Use centre spot focusing and evaluative center spot metering around 6mm. You want the subject exposed correctly.
Check your shutter speeds. Use at least the reciprocal of the focal length, eg if you're shooting at 100mm, you need at least 1/100th or at 200mm, at least 1/200th. This assumes a good panning technique, ideally you'd want say 1/400th to freeze the action then reduce the shutter speed as your technique improves or you want to creation some motion blur in the background. I never depend on VR to stabilize my image, at 1/800 of a second your shutter is ahead of Vibration Reduction.
Shut off all camera attributes: D-Lighting, Compensation, Sharpness, ETC. These attributes slow down focusing speed and add unwanted artifacts and noise to your photos.
You need to know your camera, get a good book or two, the Internet also has is also a great source of information, constantly check for good exposure around F/8. As the sun transitions through the day slight adjustments to the ISO will be necessary. Learn the Golden Triangle and how to best use it for aviation photography. Slow the shutter down for propeller aircraft nead to lower the ISO setting to 100.
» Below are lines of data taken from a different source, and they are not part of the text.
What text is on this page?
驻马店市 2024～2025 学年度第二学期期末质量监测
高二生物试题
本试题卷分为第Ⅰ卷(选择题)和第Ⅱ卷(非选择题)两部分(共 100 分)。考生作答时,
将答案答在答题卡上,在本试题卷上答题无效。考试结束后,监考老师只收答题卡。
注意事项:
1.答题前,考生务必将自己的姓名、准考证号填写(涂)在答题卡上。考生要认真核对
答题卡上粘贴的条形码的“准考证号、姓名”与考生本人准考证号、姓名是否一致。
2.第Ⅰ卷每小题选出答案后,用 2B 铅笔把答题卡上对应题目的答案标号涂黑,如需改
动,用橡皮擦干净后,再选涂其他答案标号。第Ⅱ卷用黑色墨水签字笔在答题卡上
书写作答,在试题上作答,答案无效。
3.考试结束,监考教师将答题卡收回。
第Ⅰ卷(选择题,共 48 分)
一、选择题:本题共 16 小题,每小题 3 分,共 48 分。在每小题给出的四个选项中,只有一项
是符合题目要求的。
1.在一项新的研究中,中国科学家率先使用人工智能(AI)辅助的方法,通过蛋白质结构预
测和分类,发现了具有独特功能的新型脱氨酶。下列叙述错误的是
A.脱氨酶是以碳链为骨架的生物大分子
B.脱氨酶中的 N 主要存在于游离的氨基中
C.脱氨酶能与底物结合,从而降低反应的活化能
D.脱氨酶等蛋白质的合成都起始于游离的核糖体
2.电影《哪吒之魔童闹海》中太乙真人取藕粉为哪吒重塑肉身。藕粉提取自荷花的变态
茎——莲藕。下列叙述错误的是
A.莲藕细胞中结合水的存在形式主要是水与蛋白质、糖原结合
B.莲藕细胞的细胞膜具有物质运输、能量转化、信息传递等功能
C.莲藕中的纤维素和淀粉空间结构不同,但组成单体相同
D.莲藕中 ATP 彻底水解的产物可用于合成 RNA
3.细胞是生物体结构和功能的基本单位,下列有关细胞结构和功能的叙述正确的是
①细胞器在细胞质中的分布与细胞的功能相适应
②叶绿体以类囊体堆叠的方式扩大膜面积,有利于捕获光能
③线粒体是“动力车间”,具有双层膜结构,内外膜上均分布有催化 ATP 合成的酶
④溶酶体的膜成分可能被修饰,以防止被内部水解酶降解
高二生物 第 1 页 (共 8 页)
Always be looking for good backgrounds to capture. Example the moon. You will need to increase the F/Stop to F16 in order for the added element to be crisp and in focus.
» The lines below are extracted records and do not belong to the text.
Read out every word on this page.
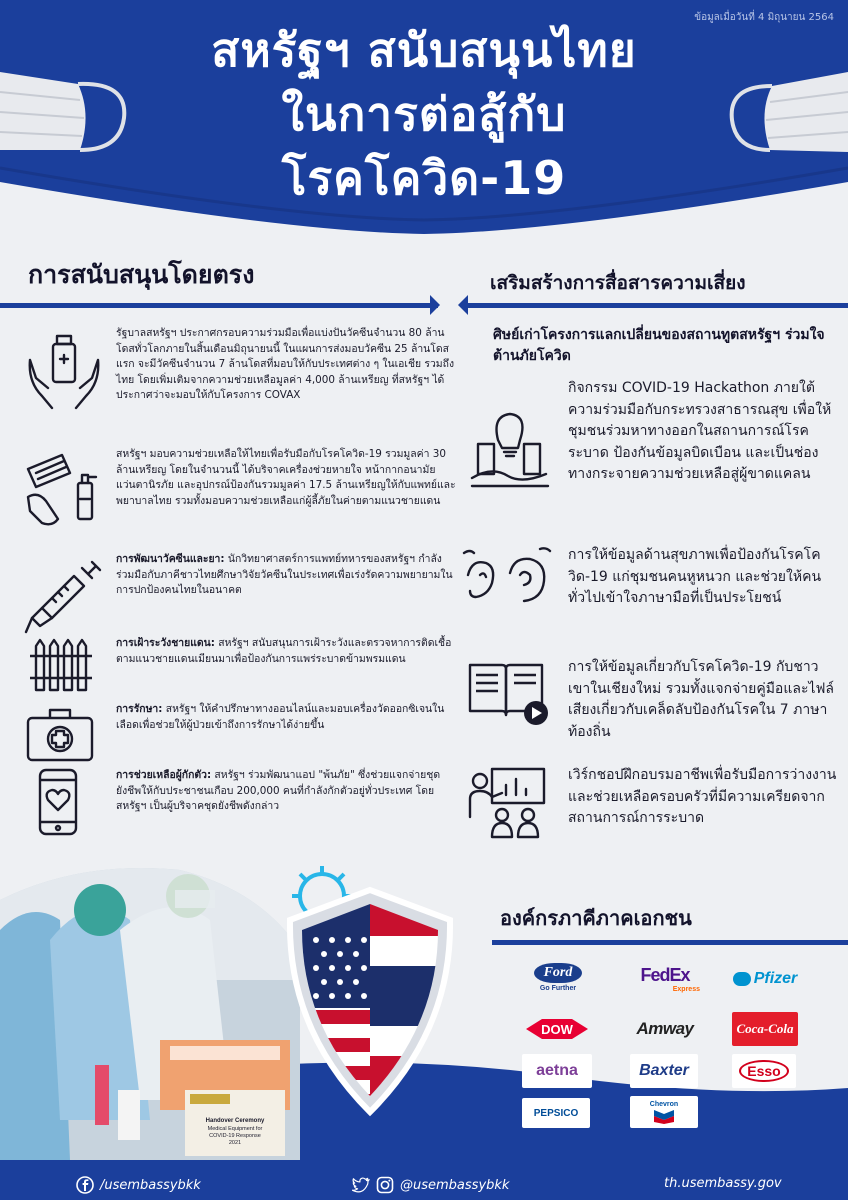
ข้อมูลเมื่อวันที่ 4 มิถุนายน 2564
สหรัฐฯ สนับสนุนไทย
ในการต่อสู้กับ
โรคโควิด-19
การสนับสนุนโดยตรง	เสริมสร้างการสื่อสารความเสี่ยง
รัฐบาลสหรัฐฯ ประกาศกรอบความร่วมมือเพื่อแบ่งปันวัคซีนจำนวน 80 ล้านโดสทั่วโลกภายในสิ้นเดือนมิถุนายนนี้ ในแผนการส่งมอบวัคซีน 25 ล้านโดสแรก จะมีวัคซีนจำนวน 7 ล้านโดสที่มอบให้กับประเทศต่าง ๆ ในเอเชีย รวมถึงไทย โดยเพิ่มเติมจากความช่วยเหลือมูลค่า 4,000 ล้านเหรียญ ที่สหรัฐฯ ได้ประกาศว่าจะมอบให้กับโครงการ COVAX
สหรัฐฯ มอบความช่วยเหลือให้ไทยเพื่อรับมือกับโรคโควิด-19 รวมมูลค่า 30 ล้านเหรียญ โดยในจำนวนนี้ ได้บริจาคเครื่องช่วยหายใจ หน้ากากอนามัย แว่นตานิรภัย และอุปกรณ์ป้องกันรวมมูลค่า 17.5 ล้านเหรียญให้กับแพทย์และพยาบาลไทย รวมทั้งมอบความช่วยเหลือแก่ผู้ลี้ภัยในค่ายตามแนวชายแดน
การพัฒนาวัคซีนและยา: นักวิทยาศาสตร์การแพทย์ทหารของสหรัฐฯ กำลังร่วมมือกับภาคีชาวไทยศึกษาวิจัยวัคซีนในประเทศเพื่อเร่งรัดความพยายามในการปกป้องคนไทยในอนาคต
การเฝ้าระวังชายแดน: สหรัฐฯ สนับสนุนการเฝ้าระวังและตรวจหาการติดเชื้อตามแนวชายแดนเมียนมาเพื่อป้องกันการแพร่ระบาดข้ามพรมแดน
การรักษา: สหรัฐฯ ให้คำปรึกษาทางออนไลน์และมอบเครื่องวัดออกซิเจนในเลือดเพื่อช่วยให้ผู้ป่วยเข้าถึงการรักษาได้ง่ายขึ้น
การช่วยเหลือผู้กักตัว: สหรัฐฯ ร่วมพัฒนาแอป "พ้นภัย" ซึ่งช่วยแจกจ่ายชุดยังชีพให้กับประชาชนเกือบ 200,000 คนที่กำลังกักตัวอยู่ทั่วประเทศ โดยสหรัฐฯ เป็นผู้บริจาคชุดยังชีพดังกล่าว
ศิษย์เก่าโครงการแลกเปลี่ยนของสถานทูตสหรัฐฯ ร่วมใจต้านภัยโควิด
กิจกรรม COVID-19 Hackathon ภายใต้ความร่วมมือกับกระทรวงสาธารณสุข เพื่อให้ชุมชนร่วมหาทางออกในสถานการณ์โรคระบาด ป้องกันข้อมูลบิดเบือน และเป็นช่องทางกระจายความช่วยเหลือสู่ผู้ขาดแคลน
การให้ข้อมูลด้านสุขภาพเพื่อป้องกันโรคโควิด-19 แก่ชุมชนคนหูหนวก และช่วยให้คนทั่วไปเข้าใจภาษามือที่เป็นประโยชน์
การให้ข้อมูลเกี่ยวกับโรคโควิด-19 กับชาวเขาในเชียงใหม่ รวมทั้งแจกจ่ายคู่มือและไฟล์เสียงเกี่ยวกับเคล็ดลับป้องกันโรคใน 7 ภาษาท้องถิ่น
เวิร์กชอปฝึกอบรมอาชีพเพื่อรับมือการว่างงานและช่วยเหลือครอบครัวที่มีความเครียดจากสถานการณ์การระบาด
Handover Ceremony
Medical Equipment for
COVID-19 Response
2021
องค์กรภาคีภาคเอกชน
Ford
Go Further
FedEx
Express
Pfizer
DOW	Amway	Coca-Cola
aetna	Baxter	Esso
PEPSICO
Chevron
/usembassybkk	@usembassybkk	th.usembassy.gov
Develop a good focusing technique. Mine is to zoom in on the object, press the shutter button half way, when the GREEN light is steady in the lower left of the camera you have acquired focus, now Zoom out and compose your shot. I have framing turned on to keep the image centered.
Photography is about practice and experience, it's not something you'll master straight away but use the above as a starting point and you'll not go far wrong.
Noise in the blue channel is not uncommon in winter light, but keeping the ISO as low as possible will prevent anything too serious. When processing photos, never sharpen the sky as there's nothing to sharpen and it'll emphasis any noise.
During post-processing lasso the aircraft and only sharpen the aircraft.
Lastly is practice and keep reading, learn from your bad images. It took me 30,000 shots to get it right, this means 85% of the images are something worth sharing.
gunone From United States of America, joined Apr 2013, 8 posts, RR: 0 Reply 29, posted (2 months 2 weeks 1 day 15 hours ago) and read 2373 times:
Hi, this is Alan again...
I tried a Sigma 150 - 500mm lens on a D7000, it was not pretty. The camera seldom autofocused accurately and the camera could not meter the light accurately. I tried the lens on my D60 and it worked much better. It also worked well on the D90 and D300. It might have to do with the F/6.4 which is reached just over 300mm. A lot of lens to work with for a short focal length. Remember most cameras do not work correctly above F/5.6. To date only the D600 and D7100 will allow this. I still have mine, never use it, through away too many shots that should have been keepers.
Also it sounds like you are not getting close enough to your images, try finding a better spotting location, the more focal length, the more dirt, pollen, pollution, etc. will be amplified between you and the target. Photography is a thinking man's hobby and requires constant effort, educate, practice and evaluate.